This brief offers a vision for community organizing evaluation that is grounded in a set of principles based on direct experience with organizers.
Community organizing has gained visibility as a vibrant and potent force for social change. While it shares many characteristics with policy advocacy, it differs in significant ways and the approaches to evaluating the two also differ.
This brief builds on close work with seasoned and emerging community organizers on a range of evaluation projects, covering multiple issue areas. The authors provided technical assistance and tools to organizers, and helped systematize existing assessment processes. They learned from organizers and refined their thinking and processes accordingly.
Their vision for community organizing evaluation is grounded in a set of principles that have emerged from experiences with organizers, as well as the collective wisdom of others working in this field.

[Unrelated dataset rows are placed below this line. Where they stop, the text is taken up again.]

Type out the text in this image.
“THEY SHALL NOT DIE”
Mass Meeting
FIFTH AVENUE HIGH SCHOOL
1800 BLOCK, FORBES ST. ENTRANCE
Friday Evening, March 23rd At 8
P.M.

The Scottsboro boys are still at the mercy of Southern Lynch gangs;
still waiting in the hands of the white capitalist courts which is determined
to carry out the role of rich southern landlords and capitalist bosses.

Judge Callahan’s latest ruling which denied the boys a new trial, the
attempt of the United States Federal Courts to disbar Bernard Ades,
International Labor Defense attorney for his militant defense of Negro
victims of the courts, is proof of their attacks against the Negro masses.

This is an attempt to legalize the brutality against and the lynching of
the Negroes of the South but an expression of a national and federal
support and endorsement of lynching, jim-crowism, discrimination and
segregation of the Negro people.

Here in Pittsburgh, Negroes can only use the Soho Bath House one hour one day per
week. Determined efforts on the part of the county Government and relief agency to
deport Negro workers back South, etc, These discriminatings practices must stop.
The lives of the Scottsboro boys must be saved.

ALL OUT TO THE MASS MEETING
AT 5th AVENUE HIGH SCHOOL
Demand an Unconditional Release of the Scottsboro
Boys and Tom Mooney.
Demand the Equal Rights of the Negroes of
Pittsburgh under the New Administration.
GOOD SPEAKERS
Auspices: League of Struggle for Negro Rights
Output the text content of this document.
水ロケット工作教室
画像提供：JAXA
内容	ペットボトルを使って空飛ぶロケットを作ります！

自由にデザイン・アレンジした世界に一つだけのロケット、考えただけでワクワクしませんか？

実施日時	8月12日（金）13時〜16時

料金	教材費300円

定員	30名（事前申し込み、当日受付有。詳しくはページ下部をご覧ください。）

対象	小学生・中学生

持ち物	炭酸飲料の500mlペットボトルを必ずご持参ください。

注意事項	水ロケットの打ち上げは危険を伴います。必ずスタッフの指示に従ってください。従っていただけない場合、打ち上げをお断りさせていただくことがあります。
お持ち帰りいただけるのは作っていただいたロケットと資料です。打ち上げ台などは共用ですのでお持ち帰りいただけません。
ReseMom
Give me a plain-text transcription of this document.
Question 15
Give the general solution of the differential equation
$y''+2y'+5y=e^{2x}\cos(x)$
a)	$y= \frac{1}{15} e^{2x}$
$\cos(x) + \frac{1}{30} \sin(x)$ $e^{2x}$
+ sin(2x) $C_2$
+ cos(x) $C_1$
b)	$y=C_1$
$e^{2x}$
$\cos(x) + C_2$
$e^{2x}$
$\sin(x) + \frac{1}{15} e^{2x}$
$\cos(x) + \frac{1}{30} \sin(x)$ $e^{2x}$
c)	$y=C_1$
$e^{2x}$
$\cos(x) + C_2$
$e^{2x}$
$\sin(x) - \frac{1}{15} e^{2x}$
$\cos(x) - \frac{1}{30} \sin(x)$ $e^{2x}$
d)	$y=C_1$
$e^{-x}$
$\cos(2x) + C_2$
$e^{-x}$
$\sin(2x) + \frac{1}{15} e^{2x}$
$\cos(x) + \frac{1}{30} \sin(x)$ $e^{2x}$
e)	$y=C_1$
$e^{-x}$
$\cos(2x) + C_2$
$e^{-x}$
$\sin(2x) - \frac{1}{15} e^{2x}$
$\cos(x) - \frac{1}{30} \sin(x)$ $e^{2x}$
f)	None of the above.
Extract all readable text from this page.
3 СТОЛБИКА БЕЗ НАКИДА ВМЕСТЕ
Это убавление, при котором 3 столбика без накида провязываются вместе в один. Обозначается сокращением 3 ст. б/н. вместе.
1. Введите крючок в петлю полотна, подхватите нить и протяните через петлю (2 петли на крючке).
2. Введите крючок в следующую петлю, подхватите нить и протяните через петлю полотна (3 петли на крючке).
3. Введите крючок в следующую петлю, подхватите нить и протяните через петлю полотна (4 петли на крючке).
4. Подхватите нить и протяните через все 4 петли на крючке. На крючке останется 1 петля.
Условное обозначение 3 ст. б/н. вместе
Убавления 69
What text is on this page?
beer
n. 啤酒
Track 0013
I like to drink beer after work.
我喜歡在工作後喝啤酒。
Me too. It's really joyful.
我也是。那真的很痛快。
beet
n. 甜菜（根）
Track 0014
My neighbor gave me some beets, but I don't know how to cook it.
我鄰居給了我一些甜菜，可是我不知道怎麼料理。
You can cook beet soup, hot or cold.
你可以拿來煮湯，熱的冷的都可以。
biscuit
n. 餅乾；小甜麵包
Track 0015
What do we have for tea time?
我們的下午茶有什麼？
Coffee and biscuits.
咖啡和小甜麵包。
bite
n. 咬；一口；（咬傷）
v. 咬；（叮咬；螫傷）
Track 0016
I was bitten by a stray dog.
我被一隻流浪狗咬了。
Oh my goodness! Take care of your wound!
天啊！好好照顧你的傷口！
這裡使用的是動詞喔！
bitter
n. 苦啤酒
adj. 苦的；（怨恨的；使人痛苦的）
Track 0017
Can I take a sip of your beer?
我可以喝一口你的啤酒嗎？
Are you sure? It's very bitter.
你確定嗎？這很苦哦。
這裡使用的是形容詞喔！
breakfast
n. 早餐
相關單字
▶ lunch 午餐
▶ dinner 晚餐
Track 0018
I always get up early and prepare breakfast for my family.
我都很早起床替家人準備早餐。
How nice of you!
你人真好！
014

Evaluation of community organizing should be:
- Participatory, rather than purely third-party
- Prospective (contemporaneous and forward-looking), rather than retrospective
- Learning-based, rather than part of a pass-or-fail mentality
- Real-time, rather than delayed and academic
- Respectful of the culture of organizing
- Attentive to leadership development as well as policy wins
- Focused more on evidence than proof.
This brief includes an examination of the similarities and differences between advocacy and organizing—differences that shape how the approach to evaluation of organizing differs from evaluation of advocacy. It also provides a framework for evaluating organizing, and shares some of the lessons learned during implementation.